Because of the transformational changes in the medical sales market space many are recommending that new physicians need something else to enable them to participate as informed citizens in the health care systems in which they work.
Dr. Steven Weinberger suggests that the American College of Physicians Code of Ethics add a seventh competency requirement: cost-conscious care and stewardship of resources: Understand the need for stewardship of resources and practice cost-conscious care, including avoiding the overuse and misuse of diagnostic tests and therapies that don’t benefit patient care but add to healthcare costs.
So, what does this mean as medical sales reps begin to sell to the newly minted physician? There is no doubt that clinical performance is critical – but it’s going to be insufficient on its own. Physicians will find themselves faced with finite healthcare resources.
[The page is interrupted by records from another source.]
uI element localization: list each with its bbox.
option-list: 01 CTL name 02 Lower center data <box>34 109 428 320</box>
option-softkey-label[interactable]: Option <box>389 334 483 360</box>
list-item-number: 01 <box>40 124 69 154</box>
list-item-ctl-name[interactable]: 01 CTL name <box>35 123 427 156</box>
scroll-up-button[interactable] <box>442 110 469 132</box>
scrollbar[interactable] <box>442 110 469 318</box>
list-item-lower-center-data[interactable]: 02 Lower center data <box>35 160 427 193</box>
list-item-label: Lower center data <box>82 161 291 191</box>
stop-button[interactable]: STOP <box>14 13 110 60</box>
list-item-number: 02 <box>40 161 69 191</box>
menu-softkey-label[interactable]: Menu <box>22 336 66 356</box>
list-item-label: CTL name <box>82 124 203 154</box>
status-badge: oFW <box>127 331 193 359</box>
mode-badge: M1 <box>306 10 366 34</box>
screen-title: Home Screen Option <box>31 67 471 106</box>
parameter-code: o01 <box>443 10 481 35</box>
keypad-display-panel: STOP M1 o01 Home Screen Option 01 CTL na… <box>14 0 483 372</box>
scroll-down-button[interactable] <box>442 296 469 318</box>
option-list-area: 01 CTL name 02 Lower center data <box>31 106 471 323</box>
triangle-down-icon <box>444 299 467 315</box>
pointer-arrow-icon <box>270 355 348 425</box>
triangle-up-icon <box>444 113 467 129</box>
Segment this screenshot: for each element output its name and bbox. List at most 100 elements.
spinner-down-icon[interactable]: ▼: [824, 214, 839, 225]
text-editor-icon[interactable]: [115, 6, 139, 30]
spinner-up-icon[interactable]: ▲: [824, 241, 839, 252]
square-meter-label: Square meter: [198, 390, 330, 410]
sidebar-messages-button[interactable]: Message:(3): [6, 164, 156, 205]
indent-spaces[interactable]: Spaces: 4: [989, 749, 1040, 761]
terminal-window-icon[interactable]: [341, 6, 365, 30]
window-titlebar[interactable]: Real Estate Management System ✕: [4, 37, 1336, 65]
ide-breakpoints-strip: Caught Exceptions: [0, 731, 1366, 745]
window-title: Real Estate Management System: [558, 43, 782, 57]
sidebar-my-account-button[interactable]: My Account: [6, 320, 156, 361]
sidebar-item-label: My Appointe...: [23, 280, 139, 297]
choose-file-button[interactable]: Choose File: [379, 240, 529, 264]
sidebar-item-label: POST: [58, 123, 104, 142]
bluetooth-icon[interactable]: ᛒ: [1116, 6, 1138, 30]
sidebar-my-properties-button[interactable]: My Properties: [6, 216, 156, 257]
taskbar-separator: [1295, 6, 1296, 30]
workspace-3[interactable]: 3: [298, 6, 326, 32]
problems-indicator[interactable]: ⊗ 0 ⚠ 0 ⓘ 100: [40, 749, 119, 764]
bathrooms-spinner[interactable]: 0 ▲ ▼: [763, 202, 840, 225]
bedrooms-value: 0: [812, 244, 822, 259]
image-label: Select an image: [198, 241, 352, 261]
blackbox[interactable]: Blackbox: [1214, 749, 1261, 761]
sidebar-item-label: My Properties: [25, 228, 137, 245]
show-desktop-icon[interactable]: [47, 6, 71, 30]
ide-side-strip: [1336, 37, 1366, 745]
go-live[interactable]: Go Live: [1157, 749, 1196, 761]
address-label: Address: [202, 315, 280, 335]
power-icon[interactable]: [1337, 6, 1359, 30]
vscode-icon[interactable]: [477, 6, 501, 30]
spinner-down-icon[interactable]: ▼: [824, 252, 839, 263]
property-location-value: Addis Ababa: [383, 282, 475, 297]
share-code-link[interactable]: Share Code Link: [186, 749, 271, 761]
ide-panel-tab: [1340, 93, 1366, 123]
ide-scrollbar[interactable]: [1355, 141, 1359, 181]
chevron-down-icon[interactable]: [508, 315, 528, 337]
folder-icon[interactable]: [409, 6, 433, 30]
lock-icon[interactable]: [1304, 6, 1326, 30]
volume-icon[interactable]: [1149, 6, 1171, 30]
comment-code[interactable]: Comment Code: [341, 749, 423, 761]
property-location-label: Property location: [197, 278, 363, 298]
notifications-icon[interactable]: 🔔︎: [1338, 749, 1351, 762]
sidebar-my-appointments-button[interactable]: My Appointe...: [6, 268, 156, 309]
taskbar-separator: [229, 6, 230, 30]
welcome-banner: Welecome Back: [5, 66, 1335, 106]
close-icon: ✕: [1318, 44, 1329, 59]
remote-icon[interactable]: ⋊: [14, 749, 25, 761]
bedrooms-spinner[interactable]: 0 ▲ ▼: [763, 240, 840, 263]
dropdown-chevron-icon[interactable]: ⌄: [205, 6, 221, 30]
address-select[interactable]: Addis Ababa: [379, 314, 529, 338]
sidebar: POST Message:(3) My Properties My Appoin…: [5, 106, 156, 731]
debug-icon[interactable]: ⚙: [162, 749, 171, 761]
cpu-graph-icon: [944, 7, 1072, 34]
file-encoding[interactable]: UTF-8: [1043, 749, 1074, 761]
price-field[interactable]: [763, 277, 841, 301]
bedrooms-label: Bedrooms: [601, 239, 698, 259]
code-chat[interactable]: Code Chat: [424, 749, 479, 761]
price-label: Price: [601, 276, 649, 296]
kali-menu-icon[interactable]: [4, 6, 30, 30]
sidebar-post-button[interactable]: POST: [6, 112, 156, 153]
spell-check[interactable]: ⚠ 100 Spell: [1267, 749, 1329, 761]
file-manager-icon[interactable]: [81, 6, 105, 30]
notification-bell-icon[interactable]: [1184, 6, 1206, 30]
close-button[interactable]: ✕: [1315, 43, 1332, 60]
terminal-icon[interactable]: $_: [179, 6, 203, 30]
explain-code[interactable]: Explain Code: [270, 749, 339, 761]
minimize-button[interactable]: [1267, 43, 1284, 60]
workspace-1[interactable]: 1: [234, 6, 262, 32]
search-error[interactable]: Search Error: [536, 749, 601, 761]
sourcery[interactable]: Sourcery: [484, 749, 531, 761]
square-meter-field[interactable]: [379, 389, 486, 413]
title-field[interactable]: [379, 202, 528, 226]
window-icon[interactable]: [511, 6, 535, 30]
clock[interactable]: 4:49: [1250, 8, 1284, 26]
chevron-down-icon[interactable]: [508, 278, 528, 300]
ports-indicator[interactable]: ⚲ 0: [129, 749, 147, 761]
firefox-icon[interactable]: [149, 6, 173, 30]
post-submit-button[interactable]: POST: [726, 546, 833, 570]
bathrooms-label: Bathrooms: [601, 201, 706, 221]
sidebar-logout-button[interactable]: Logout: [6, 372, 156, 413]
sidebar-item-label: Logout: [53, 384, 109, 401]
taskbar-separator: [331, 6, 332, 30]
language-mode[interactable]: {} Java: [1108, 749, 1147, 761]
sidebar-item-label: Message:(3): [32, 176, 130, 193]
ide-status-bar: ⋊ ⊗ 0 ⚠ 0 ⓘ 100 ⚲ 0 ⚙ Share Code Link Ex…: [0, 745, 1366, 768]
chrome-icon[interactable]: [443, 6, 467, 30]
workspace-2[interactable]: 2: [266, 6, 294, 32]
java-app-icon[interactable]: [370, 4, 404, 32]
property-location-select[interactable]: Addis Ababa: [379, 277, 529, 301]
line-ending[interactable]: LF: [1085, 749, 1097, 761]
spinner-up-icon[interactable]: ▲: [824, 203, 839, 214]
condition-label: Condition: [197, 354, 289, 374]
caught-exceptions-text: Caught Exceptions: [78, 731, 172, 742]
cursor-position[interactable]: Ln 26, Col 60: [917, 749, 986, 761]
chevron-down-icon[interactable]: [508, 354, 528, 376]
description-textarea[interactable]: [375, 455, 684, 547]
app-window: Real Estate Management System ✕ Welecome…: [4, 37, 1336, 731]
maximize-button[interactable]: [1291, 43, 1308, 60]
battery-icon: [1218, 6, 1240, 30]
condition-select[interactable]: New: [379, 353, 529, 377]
So physicians increasingly will be factoring cost into their purchase decision – along with product efficacy.
This means that medical sales reps will need to be adept at having business conversations about their products – whether capital equipment, devices, or consumables . Ten years ago health care sales reps weren’t required to have business discussions – for many relationship selling alone continued to “win the day”. But it’s not true today – and it’s certainly going to be different when medical sales reps face the new crop of physicians.
While many of the new physicians may have similar professional and personal drivers as their more senior colleagues, they will have “come of age” in a different healthcare environment. Selling to these physicians will be different – and medical sales reps need to be prepared to address those differences.